Military regulations prohibit intimate relations between trainers and trainees, Bacon said. "It is wrong. It is improper. It is punishable," he said. Such relations are "fraught with misuse of power, with misuse of influence, or the possibilities of misuse of power or influence."

Army officials have launched a five-part program to combat sexual harassment, Bacon said. The Army inspector general is investigating sexual harassment at training bases. Proven violators are being prosecuted. A senior review panel is evaluating Army sexual harassment policies. Army Chief of Staff Gen. Dennis Reimer directed a comprehensive training program for all active duty units. An Army hot line has received 7,524 calls. Army officials referred 1,192 calls to CID.

Secretary of the Army Togo West said he did not see the press conference telecast, but met later with Mfume.

"These allegations come up in the context of ongoing military justice proceedings," West said. "That is where they should be dealt with."

Once the investigation began in November, Army leaders wanted it to proceed with sensitivity to the needs of the alleged victims, concern for the rights of the accused and a desire to assure the integrity of the investigation and other proceedings, West said.

"It is important to us to make sure every American soldier and every American has confidence in the fairness of what we are undertaking," he said. "Our purpose is to ensure that whatever happens in these proceedings happens in accordance with procedure and a protection of the rights of both the accused and all those who may be witnesses."

During the NAACP news conference, the five women said they felt pressured by CID investigators. Pvt. Toni Moreland, 21, of St. Louis, Mo., said she was pressured to say she had consensual sex with a drill sergeant. Ten days after making her statement, Moreland recanted after seeking an Army chaplain's counsel.

"The statement I made was just CID asking questions," Moreland said. "I would just agree. They put it down on paper. All I did was sign it. I never made up any stories. CID had what they wanted in their heads and that's what they got on paper."

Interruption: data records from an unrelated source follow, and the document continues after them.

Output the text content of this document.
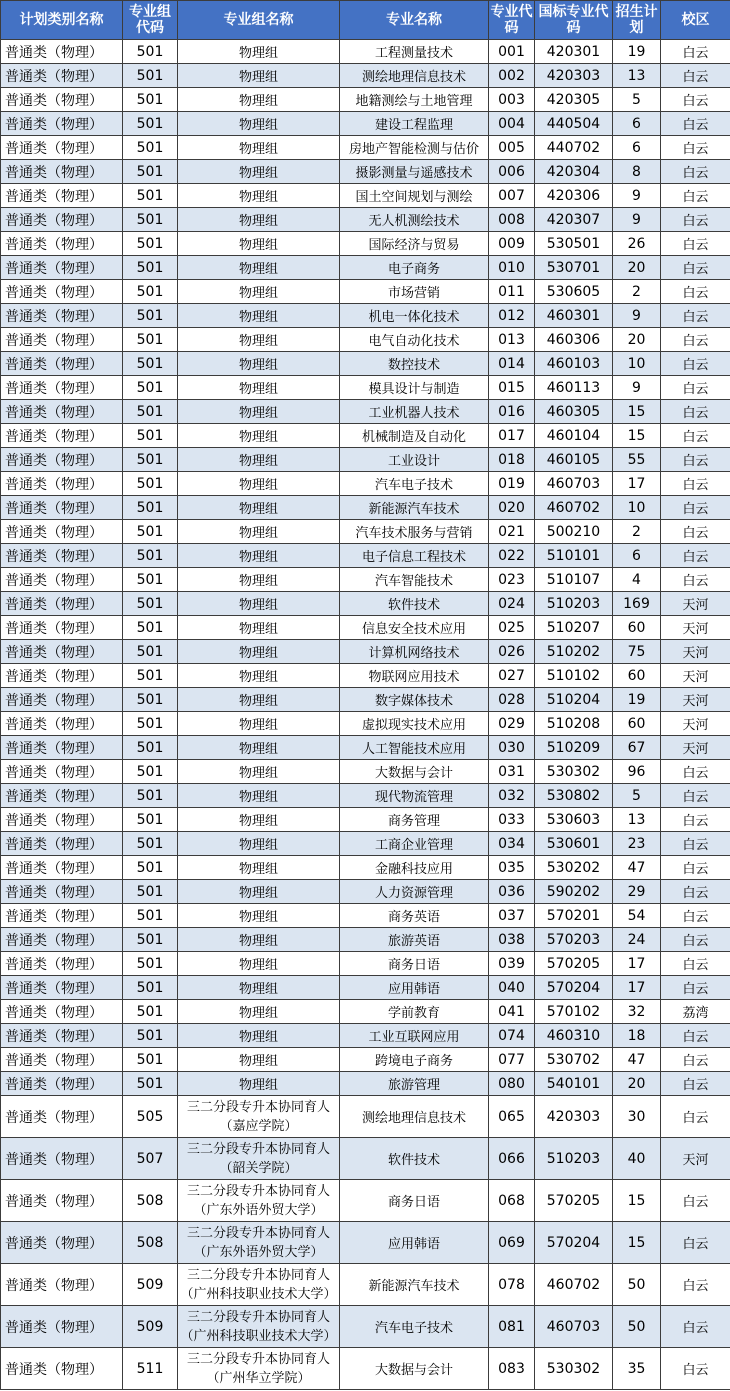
计划类别名称	专业组代码	专业组名称	专业名称	专业代码	国标专业代码	招生计划	校区
普通类（物理）	501	物理组	工程测量技术	001	420301	19	白云
普通类（物理）	501	物理组	测绘地理信息技术	002	420303	13	白云
普通类（物理）	501	物理组	地籍测绘与土地管理	003	420305	5	白云
普通类（物理）	501	物理组	建设工程监理	004	440504	6	白云
普通类（物理）	501	物理组	房地产智能检测与估价	005	440702	6	白云
普通类（物理）	501	物理组	摄影测量与遥感技术	006	420304	8	白云
普通类（物理）	501	物理组	国土空间规划与测绘	007	420306	9	白云
普通类（物理）	501	物理组	无人机测绘技术	008	420307	9	白云
普通类（物理）	501	物理组	国际经济与贸易	009	530501	26	白云
普通类（物理）	501	物理组	电子商务	010	530701	20	白云
普通类（物理）	501	物理组	市场营销	011	530605	2	白云
普通类（物理）	501	物理组	机电一体化技术	012	460301	9	白云
普通类（物理）	501	物理组	电气自动化技术	013	460306	20	白云
普通类（物理）	501	物理组	数控技术	014	460103	10	白云
普通类（物理）	501	物理组	模具设计与制造	015	460113	9	白云
普通类（物理）	501	物理组	工业机器人技术	016	460305	15	白云
普通类（物理）	501	物理组	机械制造及自动化	017	460104	15	白云
普通类（物理）	501	物理组	工业设计	018	460105	55	白云
普通类（物理）	501	物理组	汽车电子技术	019	460703	17	白云
普通类（物理）	501	物理组	新能源汽车技术	020	460702	10	白云
普通类（物理）	501	物理组	汽车技术服务与营销	021	500210	2	白云
普通类（物理）	501	物理组	电子信息工程技术	022	510101	6	白云
普通类（物理）	501	物理组	汽车智能技术	023	510107	4	白云
普通类（物理）	501	物理组	软件技术	024	510203	169	天河
普通类（物理）	501	物理组	信息安全技术应用	025	510207	60	天河
普通类（物理）	501	物理组	计算机网络技术	026	510202	75	天河
普通类（物理）	501	物理组	物联网应用技术	027	510102	60	天河
普通类（物理）	501	物理组	数字媒体技术	028	510204	19	天河
普通类（物理）	501	物理组	虚拟现实技术应用	029	510208	60	天河
普通类（物理）	501	物理组	人工智能技术应用	030	510209	67	天河
普通类（物理）	501	物理组	大数据与会计	031	530302	96	白云
普通类（物理）	501	物理组	现代物流管理	032	530802	5	白云
普通类（物理）	501	物理组	商务管理	033	530603	13	白云
普通类（物理）	501	物理组	工商企业管理	034	530601	23	白云
普通类（物理）	501	物理组	金融科技应用	035	530202	47	白云
普通类（物理）	501	物理组	人力资源管理	036	590202	29	白云
普通类（物理）	501	物理组	商务英语	037	570201	54	白云
普通类（物理）	501	物理组	旅游英语	038	570203	24	白云
普通类（物理）	501	物理组	商务日语	039	570205	17	白云
普通类（物理）	501	物理组	应用韩语	040	570204	17	白云
普通类（物理）	501	物理组	学前教育	041	570102	32	荔湾
普通类（物理）	501	物理组	工业互联网应用	074	460310	18	白云
普通类（物理）	501	物理组	跨境电子商务	077	530702	47	白云
普通类（物理）	501	物理组	旅游管理	080	540101	20	白云
普通类（物理）	505	三二分段专升本协同育人（嘉应学院）	测绘地理信息技术	065	420303	30	白云
普通类（物理）	507	三二分段专升本协同育人（韶关学院）	软件技术	066	510203	40	天河
普通类（物理）	508	三二分段专升本协同育人（广东外语外贸大学）	商务日语	068	570205	15	白云
普通类（物理）	508	三二分段专升本协同育人（广东外语外贸大学）	应用韩语	069	570204	15	白云
普通类（物理）	509	三二分段专升本协同育人（广州科技职业技术大学）	新能源汽车技术	078	460702	50	白云
普通类（物理）	509	三二分段专升本协同育人（广州科技职业技术大学）	汽车电子技术	081	460703	50	白云
普通类（物理）	511	三二分段专升本协同育人（广州华立学院）	大数据与会计	083	530302	35	白云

Moreland is the only one of the five women facing charges in the case. She is charged with being absent without leave, disobeying a direct order, and making a false statement under oath, DoD officials said.

"I have a lot to lose by being here," said Pvt. Darla Hornberger, 30, of Oklahoma. "I have a family, I have children and I could just keep my mouth shut and this would all go over, but something really wrong has happened."

Hornberger said she never claimed she was raped. "I didn't lie in my statement," she said. "I told the truth, but that's not what they wanted to hear. After giving my statement to them, they told me that under the Uniform Code of Military Justice it was considered rape."

CID investigators interviewed more than 900 women soldiers who trained at Aberdeen since January 1995, CID officials said. A total of eight drill sergeants have been charged.